I didn’t know what to do since a lack of cell phone service basically shuts you off from the rest of the world. Even if you have a land line (which we do and for which I am now eternally grateful) most of the rest of the world has decided cellular devices trump hardwired phones. I may be able to call them, but they can’t answer me. But then I didn’t know if it was out everywhere or if my phone had just died, never to be revived. Getting another one is easy enough. Time-consuming and frustrating, but simple compared to repairing the whole rest of the world. Unfortunately, a few land line calls confirmed the worst—an area-wide outage.
That could have presented a major problem when our housekeeper came running in to inform me that our backflow preventer was busy dumping water all over the floor of the mechanical electrical room. If the only employee who knew what to do hadn’t been in the building we’d have been forming a bucket brigade to try and keep the flood waters from spilling into the hallway and beyond, ‘cause there was no reaching him on his cell phone. We couldn’t have called the plumber, either.
I tried contacting the hospital to confirm the number in attendance for a meeting the next day, but they evidently have AT&T for their phone service; my effort produced nothing but silence in return. All over town restaurants were posting signs telling customers no cash, no food because they couldn’t run credit or debit cards. Pharmacists who needed Internet access to confirm coverage couldn’t fill prescriptions if their provider was AT&T. People were messaging each other through Facebook since texting was impossible. It was almost like an apocalypse without all the death and destruction.
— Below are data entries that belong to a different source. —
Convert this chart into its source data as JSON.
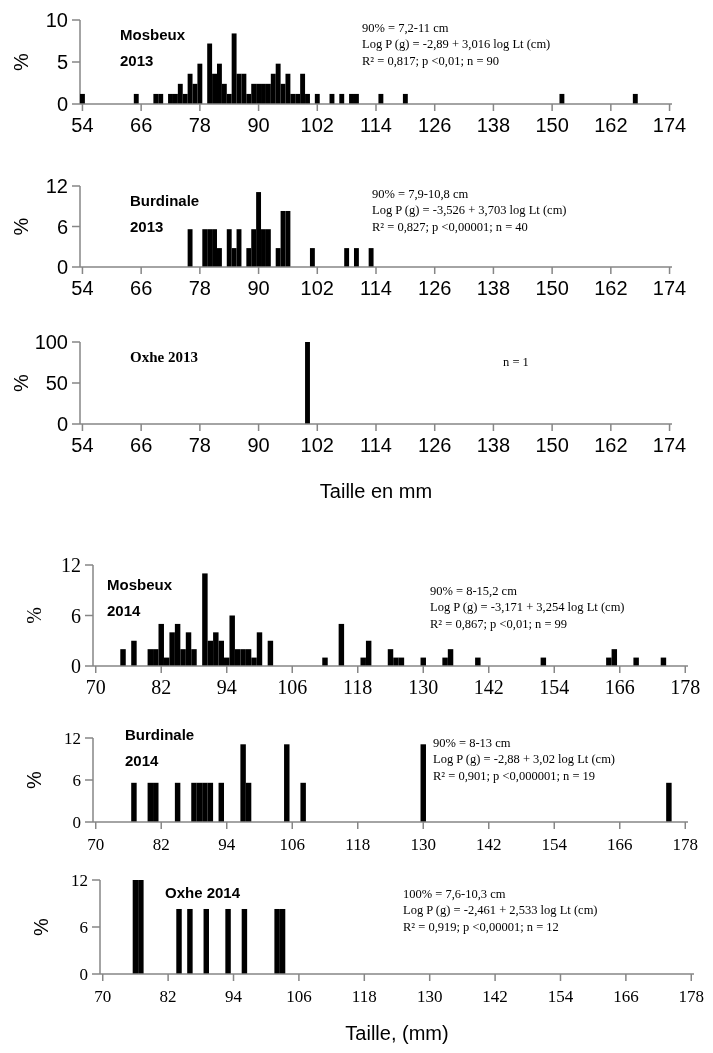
{
  "chart_data": [
    {
      "type": "bar",
      "title": "Mosbeux 2013",
      "ylabel": "%",
      "color": "#000000",
      "x": [
        54,
        65,
        69,
        70,
        72,
        73,
        74,
        75,
        76,
        77,
        78,
        80,
        81,
        82,
        83,
        84,
        85,
        86,
        87,
        88,
        89,
        90,
        91,
        92,
        93,
        94,
        95,
        96,
        97,
        98,
        99,
        100,
        102,
        105,
        107,
        109,
        110,
        115,
        120,
        152,
        167
      ],
      "values": [
        1.2,
        1.2,
        1.2,
        1.2,
        1.2,
        1.2,
        2.4,
        1.2,
        3.6,
        2.4,
        4.8,
        7.2,
        3.6,
        4.8,
        2.4,
        1.2,
        8.4,
        3.6,
        3.6,
        1.2,
        2.4,
        2.4,
        2.4,
        2.4,
        3.6,
        4.8,
        2.4,
        3.6,
        1.2,
        1.2,
        3.6,
        1.2,
        1.2,
        1.2,
        1.2,
        1.2,
        1.2,
        1.2,
        1.2,
        1.2,
        1.2
      ],
      "xlim": [
        53.5,
        174.5
      ],
      "xticks": [
        54,
        66,
        78,
        90,
        102,
        114,
        126,
        138,
        150,
        162,
        174
      ],
      "ylim": [
        0,
        10
      ],
      "yticks": [
        0,
        5,
        10
      ],
      "annotations": [
        "90% =  7,2-11 cm",
        "Log P (g) = -2,89 + 3,016 log Lt (cm)",
        "R² = 0,817; p <0,01; n = 90"
      ]
    },
    {
      "type": "bar",
      "title": "Burdinale 2013",
      "ylabel": "%",
      "color": "#000000",
      "x": [
        76,
        79,
        80,
        81,
        82,
        84,
        85,
        86,
        88,
        89,
        90,
        91,
        92,
        94,
        95,
        96,
        101,
        108,
        110,
        113
      ],
      "values": [
        5.6,
        5.6,
        5.6,
        5.6,
        2.8,
        5.6,
        2.8,
        5.6,
        2.8,
        5.6,
        11.1,
        5.6,
        5.6,
        2.8,
        8.3,
        8.3,
        2.8,
        2.8,
        2.8,
        2.8
      ],
      "xlim": [
        53.5,
        174.5
      ],
      "xticks": [
        54,
        66,
        78,
        90,
        102,
        114,
        126,
        138,
        150,
        162,
        174
      ],
      "ylim": [
        0,
        12
      ],
      "yticks": [
        0,
        6,
        12
      ],
      "annotations": [
        "90% =  7,9-10,8 cm",
        "Log P (g) = -3,526 + 3,703 log Lt (cm)",
        "R² = 0,827; p <0,00001; n = 40"
      ]
    },
    {
      "type": "bar",
      "title": "Oxhe 2013",
      "ylabel": "%",
      "xlabel": "Taille en mm",
      "color": "#000000",
      "x": [
        100
      ],
      "values": [
        100
      ],
      "xlim": [
        53.5,
        174.5
      ],
      "xticks": [
        54,
        66,
        78,
        90,
        102,
        114,
        126,
        138,
        150,
        162,
        174
      ],
      "ylim": [
        0,
        100
      ],
      "yticks": [
        0,
        50,
        100
      ],
      "annotations": [
        "n = 1"
      ]
    },
    {
      "type": "bar",
      "title": "Mosbeux 2014",
      "ylabel": "%",
      "color": "#000000",
      "x": [
        75,
        77,
        80,
        81,
        82,
        83,
        84,
        85,
        86,
        87,
        88,
        90,
        91,
        92,
        93,
        94,
        95,
        96,
        97,
        98,
        99,
        100,
        102,
        112,
        115,
        119,
        120,
        124,
        125,
        126,
        130,
        134,
        135,
        140,
        152,
        164,
        165,
        169,
        174
      ],
      "values": [
        2,
        3,
        2,
        2,
        5,
        1,
        4,
        5,
        2,
        4,
        2,
        11,
        3,
        4,
        3,
        1,
        6,
        2,
        2,
        2,
        1,
        4,
        3,
        1,
        5,
        1,
        3,
        2,
        1,
        1,
        1,
        1,
        2,
        1,
        1,
        1,
        2,
        1,
        1
      ],
      "xlim": [
        69.5,
        178.5
      ],
      "xticks": [
        70,
        82,
        94,
        106,
        118,
        130,
        142,
        154,
        166,
        178
      ],
      "ylim": [
        0,
        12
      ],
      "yticks": [
        0,
        6,
        12
      ],
      "annotations": [
        "90% =  8-15,2 cm",
        "Log P (g) = -3,171 + 3,254 log Lt (cm)",
        "R² = 0,867; p <0,01; n = 99"
      ]
    },
    {
      "type": "bar",
      "title": "Burdinale 2014",
      "ylabel": "%",
      "color": "#000000",
      "x": [
        77,
        80,
        81,
        85,
        88,
        89,
        90,
        91,
        93,
        97,
        98,
        105,
        108,
        130,
        175
      ],
      "values": [
        5.6,
        5.6,
        5.6,
        5.6,
        5.6,
        5.6,
        5.6,
        5.6,
        5.6,
        11.1,
        5.6,
        11.1,
        5.6,
        11.1,
        5.6
      ],
      "xlim": [
        69.5,
        178.5
      ],
      "xticks": [
        70,
        82,
        94,
        106,
        118,
        130,
        142,
        154,
        166,
        178
      ],
      "ylim": [
        0,
        12
      ],
      "yticks": [
        0,
        6,
        12
      ],
      "annotations": [
        "90% =  8-13 cm",
        "Log P (g) = -2,88 + 3,02 log Lt (cm)",
        "R² = 0,901; p <0,000001; n = 19"
      ]
    },
    {
      "type": "bar",
      "title": "Oxhe 2014",
      "ylabel": "%",
      "xlabel": "Taille, (mm)",
      "color": "#000000",
      "x": [
        76,
        77,
        84,
        86,
        89,
        93,
        96,
        102,
        103
      ],
      "values": [
        12,
        12,
        8.3,
        8.3,
        8.3,
        8.3,
        8.3,
        8.3,
        8.3
      ],
      "xlim": [
        69.5,
        178.5
      ],
      "xticks": [
        70,
        82,
        94,
        106,
        118,
        130,
        142,
        154,
        166,
        178
      ],
      "ylim": [
        0,
        12
      ],
      "yticks": [
        0,
        6,
        12
      ],
      "annotations": [
        "100% =  7,6-10,3 cm",
        "Log P (g) = -2,461 + 2,533 log Lt (cm)",
        "R² = 0,919; p <0,00001; n = 12"
      ]
    }
  ]
}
Apparently, we’ve become so dependent on technology—and so trusting in its reliability—that we have created a situation where we cannot function without it.
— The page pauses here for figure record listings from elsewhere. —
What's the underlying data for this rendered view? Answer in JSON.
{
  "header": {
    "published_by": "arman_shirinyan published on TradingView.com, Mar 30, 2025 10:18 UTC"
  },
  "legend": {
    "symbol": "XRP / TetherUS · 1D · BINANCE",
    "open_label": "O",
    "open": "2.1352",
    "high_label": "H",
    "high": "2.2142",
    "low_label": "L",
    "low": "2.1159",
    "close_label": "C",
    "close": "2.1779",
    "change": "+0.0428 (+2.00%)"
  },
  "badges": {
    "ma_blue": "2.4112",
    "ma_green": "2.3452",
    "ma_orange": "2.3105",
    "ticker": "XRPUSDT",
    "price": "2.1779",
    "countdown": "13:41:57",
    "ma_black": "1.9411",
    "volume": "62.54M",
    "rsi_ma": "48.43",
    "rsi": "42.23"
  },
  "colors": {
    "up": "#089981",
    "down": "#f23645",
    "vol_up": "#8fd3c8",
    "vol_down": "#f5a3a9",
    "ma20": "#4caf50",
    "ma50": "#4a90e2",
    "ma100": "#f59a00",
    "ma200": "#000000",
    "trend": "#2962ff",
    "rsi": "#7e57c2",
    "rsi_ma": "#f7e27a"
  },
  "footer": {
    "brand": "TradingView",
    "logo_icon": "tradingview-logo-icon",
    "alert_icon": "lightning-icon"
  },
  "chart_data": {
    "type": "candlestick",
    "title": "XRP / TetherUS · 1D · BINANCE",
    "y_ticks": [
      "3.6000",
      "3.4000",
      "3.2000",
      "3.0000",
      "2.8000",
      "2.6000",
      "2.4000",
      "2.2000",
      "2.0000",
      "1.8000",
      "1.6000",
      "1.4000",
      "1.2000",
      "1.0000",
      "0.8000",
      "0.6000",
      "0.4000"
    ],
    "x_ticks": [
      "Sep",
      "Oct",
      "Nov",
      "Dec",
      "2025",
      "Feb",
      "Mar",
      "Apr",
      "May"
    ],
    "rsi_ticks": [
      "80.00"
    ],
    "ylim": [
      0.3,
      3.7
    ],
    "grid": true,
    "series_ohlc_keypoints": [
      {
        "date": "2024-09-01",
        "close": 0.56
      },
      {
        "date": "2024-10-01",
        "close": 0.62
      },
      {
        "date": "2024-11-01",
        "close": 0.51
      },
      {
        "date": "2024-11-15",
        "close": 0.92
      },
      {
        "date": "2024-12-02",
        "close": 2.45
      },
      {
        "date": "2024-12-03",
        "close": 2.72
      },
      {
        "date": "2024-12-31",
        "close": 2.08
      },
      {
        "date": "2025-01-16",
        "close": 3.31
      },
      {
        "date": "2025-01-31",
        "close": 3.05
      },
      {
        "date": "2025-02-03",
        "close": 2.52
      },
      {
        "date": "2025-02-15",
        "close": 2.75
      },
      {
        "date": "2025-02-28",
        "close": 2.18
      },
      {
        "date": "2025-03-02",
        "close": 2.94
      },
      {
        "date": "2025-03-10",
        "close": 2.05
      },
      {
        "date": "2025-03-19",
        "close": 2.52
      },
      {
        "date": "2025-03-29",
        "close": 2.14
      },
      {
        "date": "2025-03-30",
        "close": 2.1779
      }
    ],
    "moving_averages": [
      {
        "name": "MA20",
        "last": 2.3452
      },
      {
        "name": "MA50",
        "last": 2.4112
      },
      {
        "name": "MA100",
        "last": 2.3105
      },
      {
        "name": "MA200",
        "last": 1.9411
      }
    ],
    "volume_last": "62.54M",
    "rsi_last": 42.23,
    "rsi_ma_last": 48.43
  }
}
In the overall scheme of life a temporary lack of phone service is really nothing more than a minor annoyance for most of us, unless your building is flooding and you need to call in reinforcements. But take that state of all-encompassing dependence and think about those couples where one spouse takes care of everything required to run their household. They pay the bills, balance the bank account, make sure the insurance is current, handle all the business aspects . . . and suddenly, they’re gone. The one who’s left behind is completely awash in a sea of paper with absolutely no idea where to start. Not only have they lost their other half, they’ve lost the half that kept their financial world revolving.
It’s a very difficult position in which many widows and widowers find themselves. Dealing with the loss is hard enough but being confronted with a litany of legalities when they may never have even signed a check can be overwhelming when coupled with the grief. Depending upon the generation involved, there is a real possibility the survivor can’t even drive, a notion that seems absurd to us today but was commonplace years ago.
In a perfect world the spouse who knows everything would impart that knowledge and the necessary skills to use it to their other half. But our world is not perfect and often there are reasons why one spouse handles the business end of a marriage while the other carries a different load. As a matter of fact, that inability to function can flow both ways with household chores being a mystery of life to the surviving spouse who may have been the financial whiz. Crunching numbers is very different from not washing the whites with the colored items of clothing and being certain the pantry is stocked when suppertime rolls around. Both functions require different skill sets and both are necessary to survival after the loss of a spouse.
So when you’re familiar with a couple and you know the weaknesses of the one who’s left behind, offering assistance and education will mean far more than flowers or a casserole. It also takes more time and dedication but the end result is so much more important to the new “normal” which has become their life. By helping them learn to help themselves you will give them a tremendous gift—the gift of independent living.